The ARM architecture is a von Neumann architecture, not a Harvard architecture. That means it uses a unified address space for both instructions and data. Whether any particular address contains RAM or ROM is up to the system designer. Instructions can be fetched from either.


ARM microcontrollers, the newer Cortex-M ones, have modes to operate either from RAM or ROM. Check, for example, BOOT0 and BOOT1 bits in STM32's Reference Manual. This pretty much configures the start address of execution by actually aliasing the actual memory addresses into a fixed memory address segment (0x0000 0000 to 0x0007 FFFF).

The Cortex-M core has four types of "memory": RAM, ROM (flash and System Memory), FSMC and peripheral. RAM is, well, internal static RAM. ROM is internal flash or the unwritable embedded bootloader. FSMC allows using external memory (both RAM and ROM, depending what the external hardware is). Peripheral memory are specific registers that map to peripheral functions, like UARTs, ADCs, etc. The hardware to access them is separate to gain speed (Harvard-style), specially because flash is slower than SRAM.

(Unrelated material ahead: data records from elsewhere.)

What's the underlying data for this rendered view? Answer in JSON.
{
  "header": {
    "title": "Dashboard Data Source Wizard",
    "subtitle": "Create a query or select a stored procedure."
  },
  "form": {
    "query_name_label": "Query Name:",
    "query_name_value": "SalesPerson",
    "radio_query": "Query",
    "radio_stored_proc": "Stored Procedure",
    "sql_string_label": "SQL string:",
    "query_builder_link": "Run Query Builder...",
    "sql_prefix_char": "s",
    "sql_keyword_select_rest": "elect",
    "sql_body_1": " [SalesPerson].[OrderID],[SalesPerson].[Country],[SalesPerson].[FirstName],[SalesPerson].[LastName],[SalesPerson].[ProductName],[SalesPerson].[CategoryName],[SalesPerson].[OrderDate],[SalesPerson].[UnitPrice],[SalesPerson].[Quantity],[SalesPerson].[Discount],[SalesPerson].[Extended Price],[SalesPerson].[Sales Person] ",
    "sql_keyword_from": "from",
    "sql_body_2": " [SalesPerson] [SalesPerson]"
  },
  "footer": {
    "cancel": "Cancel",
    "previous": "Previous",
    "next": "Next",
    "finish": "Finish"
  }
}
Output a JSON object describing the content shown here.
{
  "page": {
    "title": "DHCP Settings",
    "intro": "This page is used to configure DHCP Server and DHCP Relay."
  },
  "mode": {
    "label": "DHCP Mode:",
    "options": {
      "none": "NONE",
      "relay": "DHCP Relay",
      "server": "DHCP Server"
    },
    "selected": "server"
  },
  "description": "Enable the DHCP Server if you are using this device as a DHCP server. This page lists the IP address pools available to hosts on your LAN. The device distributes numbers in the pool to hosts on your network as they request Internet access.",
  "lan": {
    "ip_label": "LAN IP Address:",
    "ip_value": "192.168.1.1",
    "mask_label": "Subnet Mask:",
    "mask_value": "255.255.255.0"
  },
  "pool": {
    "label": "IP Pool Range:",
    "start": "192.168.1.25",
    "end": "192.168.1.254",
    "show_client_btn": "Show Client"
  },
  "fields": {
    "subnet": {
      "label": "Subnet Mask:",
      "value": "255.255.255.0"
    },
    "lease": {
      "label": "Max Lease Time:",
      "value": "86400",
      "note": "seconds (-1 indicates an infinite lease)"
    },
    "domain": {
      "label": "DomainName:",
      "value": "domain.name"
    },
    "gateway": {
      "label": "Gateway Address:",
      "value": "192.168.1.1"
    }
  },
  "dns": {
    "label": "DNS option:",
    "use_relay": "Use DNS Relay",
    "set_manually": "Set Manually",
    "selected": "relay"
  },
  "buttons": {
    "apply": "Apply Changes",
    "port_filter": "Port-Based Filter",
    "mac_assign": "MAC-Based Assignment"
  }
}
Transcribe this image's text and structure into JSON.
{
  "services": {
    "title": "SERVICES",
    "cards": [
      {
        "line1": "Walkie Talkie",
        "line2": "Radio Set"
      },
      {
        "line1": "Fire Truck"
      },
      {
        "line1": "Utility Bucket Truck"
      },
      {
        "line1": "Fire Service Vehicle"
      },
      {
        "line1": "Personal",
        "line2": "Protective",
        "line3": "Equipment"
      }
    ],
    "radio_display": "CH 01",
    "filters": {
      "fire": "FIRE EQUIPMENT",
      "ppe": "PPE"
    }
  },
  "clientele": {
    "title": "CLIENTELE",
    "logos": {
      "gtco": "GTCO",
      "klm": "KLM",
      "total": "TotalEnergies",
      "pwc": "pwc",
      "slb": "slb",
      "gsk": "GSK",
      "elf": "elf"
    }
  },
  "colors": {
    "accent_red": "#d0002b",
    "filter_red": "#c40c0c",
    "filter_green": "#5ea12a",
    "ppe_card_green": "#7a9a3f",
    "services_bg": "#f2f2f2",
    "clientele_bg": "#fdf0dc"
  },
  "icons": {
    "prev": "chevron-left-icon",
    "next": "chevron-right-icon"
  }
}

Yet, all of those are unified in a single address space (Von Neumann-style), which makes access to them simplified from a programmer's perspective. They differ only by their address ranges (implementation-dependent). The BOOT pins allow configuration between three start addresses: one in RAM, one in ROM (read-only bootloader) and another one in ROM (flash). This makes it possible to answer your question as "both". I never tried, but it appears to be possible to jump from one segment to another.

Keep in mind, however, that those memories still cannot be dealt with equally. You can't arbitrarily write to ROM. It's flash, making them rewritable, but you must use a special procedure to write to them (it's usually called something like "using flash as EEPROM" to store program data, or "bootloader" when storing program code, usually at startup).


Curious info:

When one executes from flash (ROM), the instructions are retrieved directly from ROM. There's usually some startup code that copies data from ROM to RAM (initialized global variables, usually stored in the data section). The Reference Manual also carries this info

When booting from SRAM, in the application initialization code, you have to relocate the vector table in SRAM using the NVIC exception table and offset register.

which is usually carried out by the startup code.